Mademoiselle des Essarts receives Miss Kyndersley with grave unsmiling courtesy, and introduces: “Mr. Milligan.”

Is this the owner of a new motor-car, or a Designing Female? Desperately Peter tries to collect her whirling thoughts, while Merle, according to previous arrangement, detaches herself from other duties, to present one partner after another; names that sound familiar: “the son of a judge ... can imitate ducklings ... black waistcoat where others elect to wear white,”—easily distinguishable, this last; “a life-story ... serious intentions ... seven devils and a shoe-black” ... the descriptions on the list jostle each other, and form part of the brilliant kaleidoscopic blur which goes to make Peter’s evening.
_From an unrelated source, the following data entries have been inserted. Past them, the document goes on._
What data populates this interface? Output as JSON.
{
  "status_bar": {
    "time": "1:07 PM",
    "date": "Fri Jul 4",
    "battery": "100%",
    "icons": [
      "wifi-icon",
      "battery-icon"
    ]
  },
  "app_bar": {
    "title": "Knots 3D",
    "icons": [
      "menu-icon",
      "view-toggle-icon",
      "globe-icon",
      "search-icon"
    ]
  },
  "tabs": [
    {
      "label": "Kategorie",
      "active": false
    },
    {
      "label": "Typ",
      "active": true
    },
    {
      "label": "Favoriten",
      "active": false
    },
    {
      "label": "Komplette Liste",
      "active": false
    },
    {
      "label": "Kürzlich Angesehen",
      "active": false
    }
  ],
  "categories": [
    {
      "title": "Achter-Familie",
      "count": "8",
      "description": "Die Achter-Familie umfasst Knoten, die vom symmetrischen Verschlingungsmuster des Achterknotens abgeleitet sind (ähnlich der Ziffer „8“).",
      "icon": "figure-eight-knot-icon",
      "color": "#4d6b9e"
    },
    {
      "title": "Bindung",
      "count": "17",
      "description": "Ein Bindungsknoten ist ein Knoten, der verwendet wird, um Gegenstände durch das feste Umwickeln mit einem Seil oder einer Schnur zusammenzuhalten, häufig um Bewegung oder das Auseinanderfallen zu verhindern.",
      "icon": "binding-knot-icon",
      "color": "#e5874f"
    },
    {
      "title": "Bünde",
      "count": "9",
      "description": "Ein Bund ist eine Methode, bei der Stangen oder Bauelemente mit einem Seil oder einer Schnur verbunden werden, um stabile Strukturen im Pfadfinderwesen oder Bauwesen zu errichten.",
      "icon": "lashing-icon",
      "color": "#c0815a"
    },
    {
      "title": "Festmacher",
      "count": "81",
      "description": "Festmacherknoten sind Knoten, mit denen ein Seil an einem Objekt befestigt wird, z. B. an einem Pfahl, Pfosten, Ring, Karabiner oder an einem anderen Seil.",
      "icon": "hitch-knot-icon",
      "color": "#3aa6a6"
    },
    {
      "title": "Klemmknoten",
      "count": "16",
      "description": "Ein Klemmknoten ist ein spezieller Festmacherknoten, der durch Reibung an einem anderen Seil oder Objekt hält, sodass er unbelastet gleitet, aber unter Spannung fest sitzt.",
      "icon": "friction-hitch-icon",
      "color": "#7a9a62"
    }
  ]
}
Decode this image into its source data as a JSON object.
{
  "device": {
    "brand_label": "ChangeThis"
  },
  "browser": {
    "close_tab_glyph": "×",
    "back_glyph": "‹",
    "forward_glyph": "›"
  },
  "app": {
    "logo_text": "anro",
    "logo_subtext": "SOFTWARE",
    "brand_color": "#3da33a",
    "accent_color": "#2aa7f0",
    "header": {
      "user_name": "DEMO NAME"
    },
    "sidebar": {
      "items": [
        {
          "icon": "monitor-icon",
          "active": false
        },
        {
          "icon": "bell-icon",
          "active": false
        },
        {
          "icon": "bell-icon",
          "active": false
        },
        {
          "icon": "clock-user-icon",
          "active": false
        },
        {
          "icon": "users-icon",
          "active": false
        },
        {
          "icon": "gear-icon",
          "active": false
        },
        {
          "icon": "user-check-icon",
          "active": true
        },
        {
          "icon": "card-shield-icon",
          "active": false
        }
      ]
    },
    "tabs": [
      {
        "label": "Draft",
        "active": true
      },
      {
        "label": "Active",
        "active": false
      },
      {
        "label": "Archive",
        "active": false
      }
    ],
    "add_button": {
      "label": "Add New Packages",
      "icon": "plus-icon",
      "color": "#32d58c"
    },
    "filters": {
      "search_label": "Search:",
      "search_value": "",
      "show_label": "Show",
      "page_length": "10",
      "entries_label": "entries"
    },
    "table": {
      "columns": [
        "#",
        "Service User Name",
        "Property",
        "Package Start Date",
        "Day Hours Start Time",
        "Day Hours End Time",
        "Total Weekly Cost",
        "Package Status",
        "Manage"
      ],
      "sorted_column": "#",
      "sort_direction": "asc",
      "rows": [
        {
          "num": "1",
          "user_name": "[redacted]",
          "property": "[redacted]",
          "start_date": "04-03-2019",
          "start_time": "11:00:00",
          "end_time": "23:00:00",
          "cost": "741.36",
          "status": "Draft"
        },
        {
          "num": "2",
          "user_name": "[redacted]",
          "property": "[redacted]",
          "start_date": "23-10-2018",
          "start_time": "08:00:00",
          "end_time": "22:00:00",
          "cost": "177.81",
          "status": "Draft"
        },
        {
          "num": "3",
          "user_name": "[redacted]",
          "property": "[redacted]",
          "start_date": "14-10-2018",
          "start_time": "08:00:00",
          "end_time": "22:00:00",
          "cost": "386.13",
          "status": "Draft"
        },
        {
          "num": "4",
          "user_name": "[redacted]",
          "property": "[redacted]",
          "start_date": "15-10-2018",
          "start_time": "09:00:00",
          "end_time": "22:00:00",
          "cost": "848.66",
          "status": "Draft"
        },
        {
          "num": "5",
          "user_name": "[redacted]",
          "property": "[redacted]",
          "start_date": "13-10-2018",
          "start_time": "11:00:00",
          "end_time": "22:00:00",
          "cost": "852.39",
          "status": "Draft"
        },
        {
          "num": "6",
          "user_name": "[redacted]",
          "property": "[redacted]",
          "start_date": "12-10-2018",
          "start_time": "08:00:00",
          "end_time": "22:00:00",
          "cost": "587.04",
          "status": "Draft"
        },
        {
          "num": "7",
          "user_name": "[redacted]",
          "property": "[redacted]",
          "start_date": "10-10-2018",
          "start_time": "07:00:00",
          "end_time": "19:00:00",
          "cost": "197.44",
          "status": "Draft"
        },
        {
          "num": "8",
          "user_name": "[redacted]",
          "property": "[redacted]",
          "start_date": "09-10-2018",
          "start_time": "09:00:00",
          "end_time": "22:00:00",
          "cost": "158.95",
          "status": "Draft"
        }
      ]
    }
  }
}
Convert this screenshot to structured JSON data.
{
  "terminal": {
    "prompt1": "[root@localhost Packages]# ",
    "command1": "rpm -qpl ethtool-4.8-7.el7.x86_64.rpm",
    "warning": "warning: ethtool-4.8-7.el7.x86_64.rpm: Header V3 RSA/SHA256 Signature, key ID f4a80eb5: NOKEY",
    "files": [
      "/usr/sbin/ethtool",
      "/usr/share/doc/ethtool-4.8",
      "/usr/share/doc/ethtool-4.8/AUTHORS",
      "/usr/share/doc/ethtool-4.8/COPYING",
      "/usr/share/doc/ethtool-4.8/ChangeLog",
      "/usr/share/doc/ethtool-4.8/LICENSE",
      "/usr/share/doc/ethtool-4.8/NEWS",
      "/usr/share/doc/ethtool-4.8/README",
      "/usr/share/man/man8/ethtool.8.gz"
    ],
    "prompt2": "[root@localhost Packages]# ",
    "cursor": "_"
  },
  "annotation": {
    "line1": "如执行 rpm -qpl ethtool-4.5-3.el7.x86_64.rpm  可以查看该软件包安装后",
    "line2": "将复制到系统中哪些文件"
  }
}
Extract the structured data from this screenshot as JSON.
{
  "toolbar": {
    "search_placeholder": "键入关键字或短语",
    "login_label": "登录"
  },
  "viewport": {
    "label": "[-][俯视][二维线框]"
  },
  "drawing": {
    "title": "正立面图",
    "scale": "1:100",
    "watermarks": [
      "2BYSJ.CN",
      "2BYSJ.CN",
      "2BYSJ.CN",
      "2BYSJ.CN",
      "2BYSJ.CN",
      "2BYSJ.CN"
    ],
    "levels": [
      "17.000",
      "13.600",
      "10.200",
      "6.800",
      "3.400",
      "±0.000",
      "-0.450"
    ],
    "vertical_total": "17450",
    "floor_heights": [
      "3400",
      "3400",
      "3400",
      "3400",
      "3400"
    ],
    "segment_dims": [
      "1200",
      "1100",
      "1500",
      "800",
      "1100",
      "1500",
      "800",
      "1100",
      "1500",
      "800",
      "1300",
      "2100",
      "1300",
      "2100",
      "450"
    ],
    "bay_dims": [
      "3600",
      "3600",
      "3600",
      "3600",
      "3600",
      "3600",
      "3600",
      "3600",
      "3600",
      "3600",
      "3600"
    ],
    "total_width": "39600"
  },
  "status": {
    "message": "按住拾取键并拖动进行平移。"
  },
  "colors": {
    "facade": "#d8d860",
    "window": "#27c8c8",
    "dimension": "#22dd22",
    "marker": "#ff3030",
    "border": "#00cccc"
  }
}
She is beginning to enjoy the keen sense of expectancy with which she herself has infused the air. Light as the flutter of a peaseblossom, Merle blows across the polished floor: “Peter, have you a dance left? I want to introduce you——” no, the pink card is already scribbled over from top to bottom.

“Never mind; you can cut—let me see!” coolly Mademoiselle scans the names, and crosses off a harmless personage bearing the Oriental title of Otto Mann. “He’s not important” ... and she presents Mr. Thane, who looks rather astonished at these unceremonious proceedings, but laughingly accepts number twenty-three, the last waltz but one.

“I believe you’ll do!” thinks Peter exultantly. But nevertheless, she will give other unconscious candidates their chance. Her peculiar talent for playing up, body and soul, to whatever part be thrust upon her, can be exercised to its full in the swift coming and going, change and interchange of companionship, that is ballroom custom.